How do you know if you are dealing with a smart zombie?
They are wearing helmets!
The zombie's had some bad news.
He's looking very grave.
Someone who does not become a witch until they're old is a late broomer.
Who is Medusa’s cheesy cousin?
Gorgon Zola
Did you hear about the goblin that got his left arm and left leg cut off?
Well don't worry, he's all right now.
Why did the troll go running?
To keep up with you!
What happened when the zombie refused to pay its ticket from the police?
It was facing grave consequences.
Why are ghouls so healthy?
They always eat fresh food!
Normal Zombies: BRAAINNNNSSS!!
Vegetarian Zombies: GRAAINNNNSSS!!
Body Builder Zombies: GAAINNNNSSS!!
Plumber Zombies: DRAAINNNNSSS!!
Conductor Zombies: TRAAINNNNSSS!!
Weatherman Zombies: RAAINNNNSSS!!
What kind of makeup do zombies wear?
Mas-scare-a.
Why are werewolves better than vampires?
Werewolves don’t have a problem with steaks.
What do you call a goblin with an injured leg?
A hobblin' goblin.
What is an ogre's favorite snack?
Y-ogre-t.
How do ghouls like their meals?
Absolutely terrified!
How does a goblin eat a hotdog?
By goblin it.
Mommy, Mommy, what’s a werewolf?
Don’t worry about that honey and comb your face!
Have you heard about the Italian Bigfoot?
The spag-yeti.
Why do ghouls like ice cream?
Because it’s ghoulilicous!
Why did no one want to sit near Shrek?
He had terrible body ogre.
What type of art do skeletons like?
Skulltures!
My wife and my friends are sick of my puns about The Abominable Snowman.
Yeti keep cracking them.
Why didn’t the lady skeleton wear a bikini?

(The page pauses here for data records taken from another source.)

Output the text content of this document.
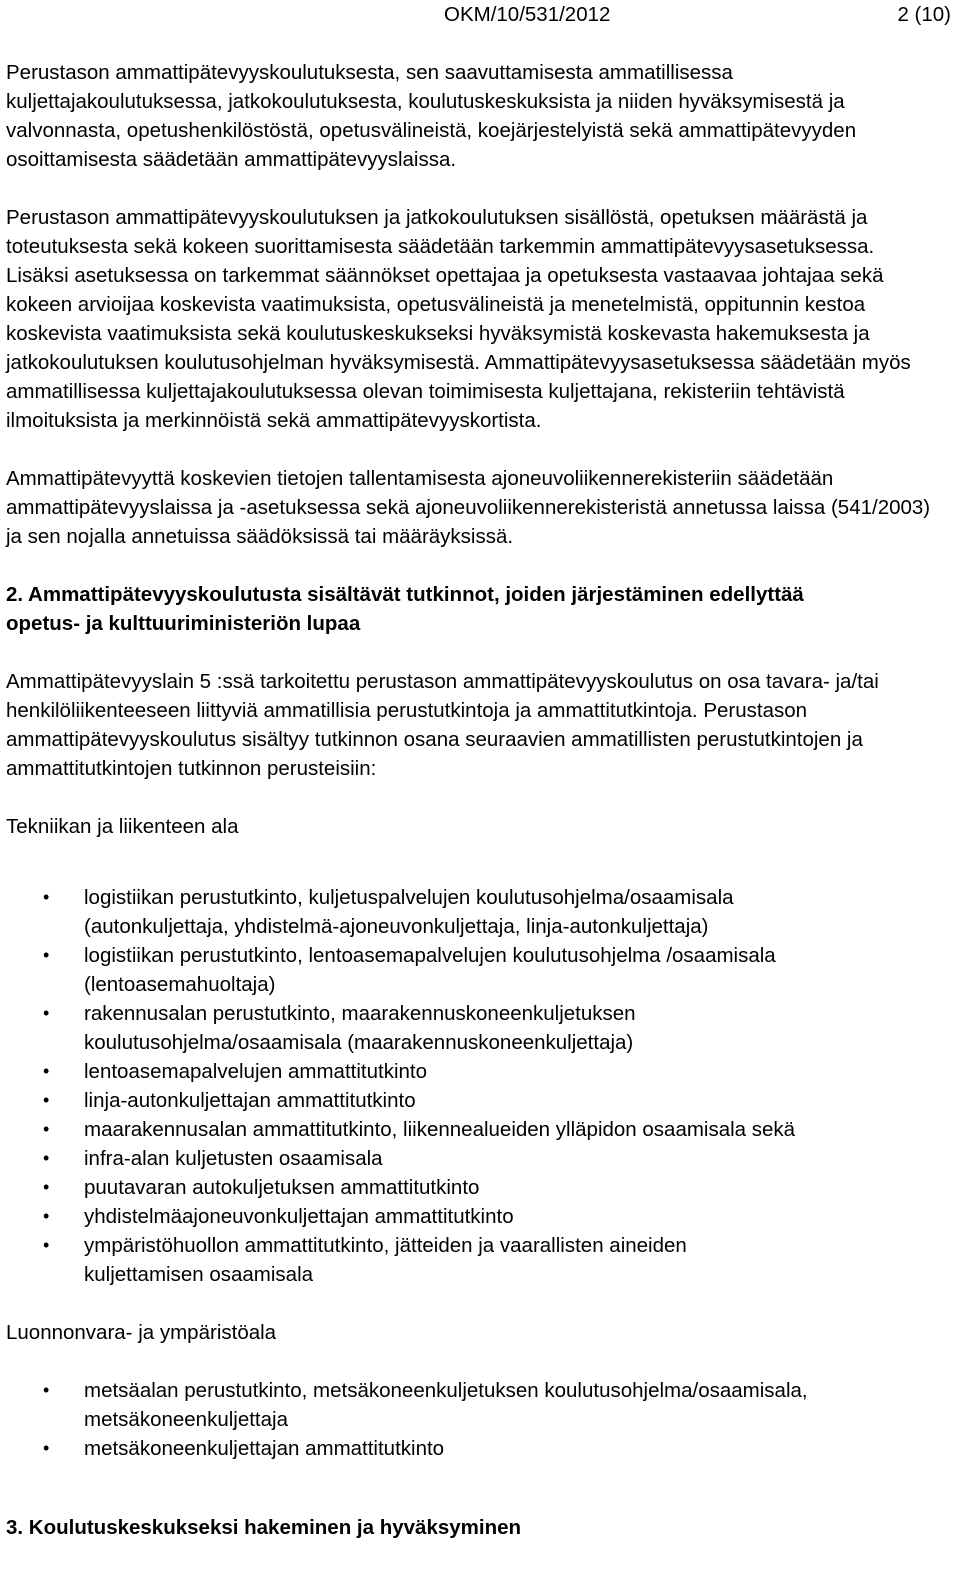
OKM/10/531/2012	2 (10)

Perustason ammattipätevyyskoulutuksesta, sen saavuttamisesta ammatillisessa kuljettajakoulutuksessa, jatkokoulutuksesta, koulutuskeskuksista ja niiden hyväksymisestä ja valvonnasta, opetushenkilöstöstä, opetusvälineistä, koejärjestelyistä sekä ammattipätevyyden osoittamisesta säädetään ammattipätevyyslaissa.

Perustason ammattipätevyyskoulutuksen ja jatkokoulutuksen sisällöstä, opetuksen määrästä ja toteutuksesta sekä kokeen suorittamisesta säädetään tarkemmin ammattipätevyysasetuksessa. Lisäksi asetuksessa on tarkemmat säännökset opettajaa ja opetuksesta vastaavaa johtajaa sekä kokeen arvioijaa koskevista vaatimuksista, opetusvälineistä ja menetelmistä, oppitunnin kestoa koskevista vaatimuksista sekä koulutuskeskukseksi hyväksymistä koskevasta hakemuksesta ja jatkokoulutuksen koulutusohjelman hyväksymisestä. Ammattipätevyysasetuksessa säädetään myös ammatillisessa kuljettajakoulutuksessa olevan toimimisesta kuljettajana, rekisteriin tehtävistä ilmoituksista ja merkinnöistä sekä ammattipätevyyskortista.

Ammattipätevyyttä koskevien tietojen tallentamisesta ajoneuvoliikennerekisteriin säädetään ammattipätevyyslaissa ja -asetuksessa sekä ajoneuvoliikennerekisteristä annetussa laissa (541/2003) ja sen nojalla annetuissa säädöksissä tai määräyksissä.

2. Ammattipätevyyskoulutusta sisältävät tutkinnot, joiden järjestäminen edellyttää opetus- ja kulttuuriministeriön lupaa

Ammattipätevyyslain 5 :ssä tarkoitettu perustason ammattipätevyyskoulutus on osa tavara- ja/tai henkilöliikenteeseen liittyviä ammatillisia perustutkintoja ja ammattitutkintoja. Perustason ammattipätevyyskoulutus sisältyy tutkinnon osana seuraavien ammatillisten perustutkintojen ja ammattitutkintojen tutkinnon perusteisiin:

Tekniikan ja liikenteen ala

• logistiikan perustutkinto, kuljetuspalvelujen koulutusohjelma/osaamisala
(autonkuljettaja, yhdistelmä-ajoneuvonkuljettaja, linja-autonkuljettaja)
• logistiikan perustutkinto, lentoasemapalvelujen koulutusohjelma /osaamisala
(lentoasemahuoltaja)
• rakennusalan perustutkinto, maarakennuskoneenkuljetuksen
koulutusohjelma/osaamisala (maarakennuskoneenkuljettaja)
• lentoasemapalvelujen ammattitutkinto
• linja-autonkuljettajan ammattitutkinto
• maarakennusalan ammattitutkinto, liikennealueiden ylläpidon osaamisala sekä
• infra-alan kuljetusten osaamisala
• puutavaran autokuljetuksen ammattitutkinto
• yhdistelmäajoneuvonkuljettajan ammattitutkinto
• ympäristöhuollon ammattitutkinto, jätteiden ja vaarallisten aineiden
kuljettamisen osaamisala

Luonnonvara- ja ympäristöala

• metsäalan perustutkinto, metsäkoneenkuljetuksen koulutusohjelma/osaamisala,
metsäkoneenkuljettaja
• metsäkoneenkuljettajan ammattitutkinto
3. Koulutuskeskukseksi hakeminen ja hyväksyminen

Because she was big boned.
Where do you find giant snails?
At the end of a giant’s finger.
What do you call the Frankenstein of the Gardening world?
An A-botan-ation.
What do you call a zombie in pajamas?
The sleepwalking dead.
What do you call a small Minotaur?
A Minitaur.
What do you call it when a monster gets mad?
Ogre-reacting!
Why didn’t the skeleton rob the bank?
Because he didn’t have the guts.
Why are witches good at farming?
Because they love occult-ivation.
How did Dr. Frankenstein pay the men who built his monster?
On a piece rate.
My wife threatened to leave me if I didn't stop making monster puns.
So I guess our relationship might as well be ogre.

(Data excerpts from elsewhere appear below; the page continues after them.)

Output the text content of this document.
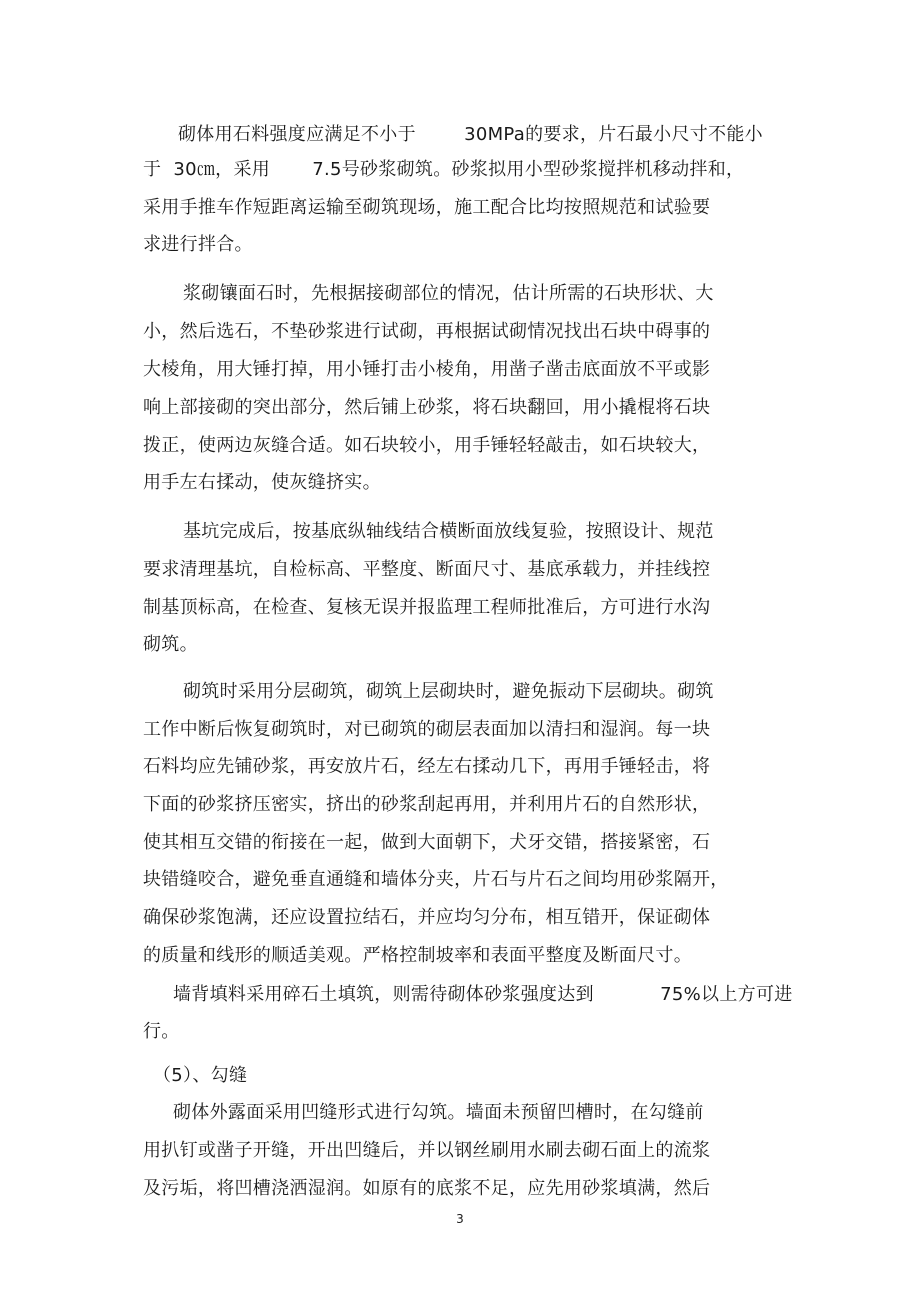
砌体用石料强度应满足不小于        30MPa的要求，片石最小尺寸不能小
于  30㎝，采用       7.5号砂浆砌筑。砂浆拟用小型砂浆搅拌机移动拌和，
采用手推车作短距离运输至砌筑现场，施工配合比均按照规范和试验要
求进行拌合。
浆砌镶面石时，先根据接砌部位的情况，估计所需的石块形状、大
小，然后选石，不垫砂浆进行试砌，再根据试砌情况找出石块中碍事的
大棱角，用大锤打掉，用小锤打击小棱角，用凿子凿击底面放不平或影
响上部接砌的突出部分，然后铺上砂浆，将石块翻回，用小撬棍将石块
拨正，使两边灰缝合适。如石块较小，用手锤轻轻敲击，如石块较大，
用手左右揉动，使灰缝挤实。
基坑完成后，按基底纵轴线结合横断面放线复验，按照设计、规范
要求清理基坑，自检标高、平整度、断面尺寸、基底承载力，并挂线控
制基顶标高，在检查、复核无误并报监理工程师批准后，方可进行水沟
砌筑。
砌筑时采用分层砌筑，砌筑上层砌块时，避免振动下层砌块。砌筑
工作中断后恢复砌筑时，对已砌筑的砌层表面加以清扫和湿润。每一块
石料均应先铺砂浆，再安放片石，经左右揉动几下，再用手锤轻击，将
下面的砂浆挤压密实，挤出的砂浆刮起再用，并利用片石的自然形状，
使其相互交错的衔接在一起，做到大面朝下，犬牙交错，搭接紧密，石
块错缝咬合，避免垂直通缝和墙体分夹，片石与片石之间均用砂浆隔开，
确保砂浆饱满，还应设置拉结石，并应均匀分布，相互错开，保证砌体
的质量和线形的顺适美观。严格控制坡率和表面平整度及断面尺寸。
墙背填料采用碎石土填筑，则需待砌体砂浆强度达到           75%以上方可进
行。
（5）、勾缝
砌体外露面采用凹缝形式进行勾筑。墙面未预留凹槽时，在勾缝前
用扒钉或凿子开缝，开出凹缝后，并以钢丝刷用水刷去砌石面上的流浆
及污垢，将凹槽浇洒湿润。如原有的底浆不足，应先用砂浆填满，然后
3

What do you call a witch who drives badly?
A road hag.
What's the slogan for the New York Demon Chomping Advocacy Group?
Gobble the ghoul.
What kind of horse does a ghost ride? A nightmare.
A werewolf's favorite day of the week is Moonday.

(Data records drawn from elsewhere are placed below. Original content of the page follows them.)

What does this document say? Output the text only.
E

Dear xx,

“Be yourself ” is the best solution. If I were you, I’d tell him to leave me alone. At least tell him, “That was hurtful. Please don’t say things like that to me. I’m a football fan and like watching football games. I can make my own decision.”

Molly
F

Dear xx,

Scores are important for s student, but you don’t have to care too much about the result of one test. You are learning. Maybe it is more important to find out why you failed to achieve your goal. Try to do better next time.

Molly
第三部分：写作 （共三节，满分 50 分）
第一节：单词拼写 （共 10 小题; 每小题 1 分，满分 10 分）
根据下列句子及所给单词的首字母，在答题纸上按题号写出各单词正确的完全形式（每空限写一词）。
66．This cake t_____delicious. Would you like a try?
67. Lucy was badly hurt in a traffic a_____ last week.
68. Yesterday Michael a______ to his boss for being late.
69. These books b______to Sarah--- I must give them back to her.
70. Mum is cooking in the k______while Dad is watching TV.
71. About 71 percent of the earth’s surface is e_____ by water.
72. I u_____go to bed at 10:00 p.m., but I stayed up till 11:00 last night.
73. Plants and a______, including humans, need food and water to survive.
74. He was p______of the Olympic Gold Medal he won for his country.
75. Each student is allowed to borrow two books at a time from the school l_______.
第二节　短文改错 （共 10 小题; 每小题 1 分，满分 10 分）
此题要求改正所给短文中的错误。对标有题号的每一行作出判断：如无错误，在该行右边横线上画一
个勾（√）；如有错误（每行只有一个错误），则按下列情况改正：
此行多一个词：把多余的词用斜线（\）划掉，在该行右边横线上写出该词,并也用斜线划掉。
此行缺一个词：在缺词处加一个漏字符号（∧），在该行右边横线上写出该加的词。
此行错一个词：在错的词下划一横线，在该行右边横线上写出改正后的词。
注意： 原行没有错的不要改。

Why do skeletons hate the cold?
It sends chills up their spine.
What did one skeleton say to the other skeleton?
- You’re dead to me.
Why don’t werewolf make good dancers?
Because they have two left feet!
How does Frankenstein jump-start his day?
With a shock of lighting.
What did the witch say to people who visited her house?
Come sit for a spell!
What’s a ghoul’s favorite love story?
Romeo and Ghouliet!
What do hydras fear the most?
Dehydration!
Why did the witch's team lose the cricket game?
Their bats flew away.
Why do girl ghosts go on diets? So they can keep their ghoulish figures.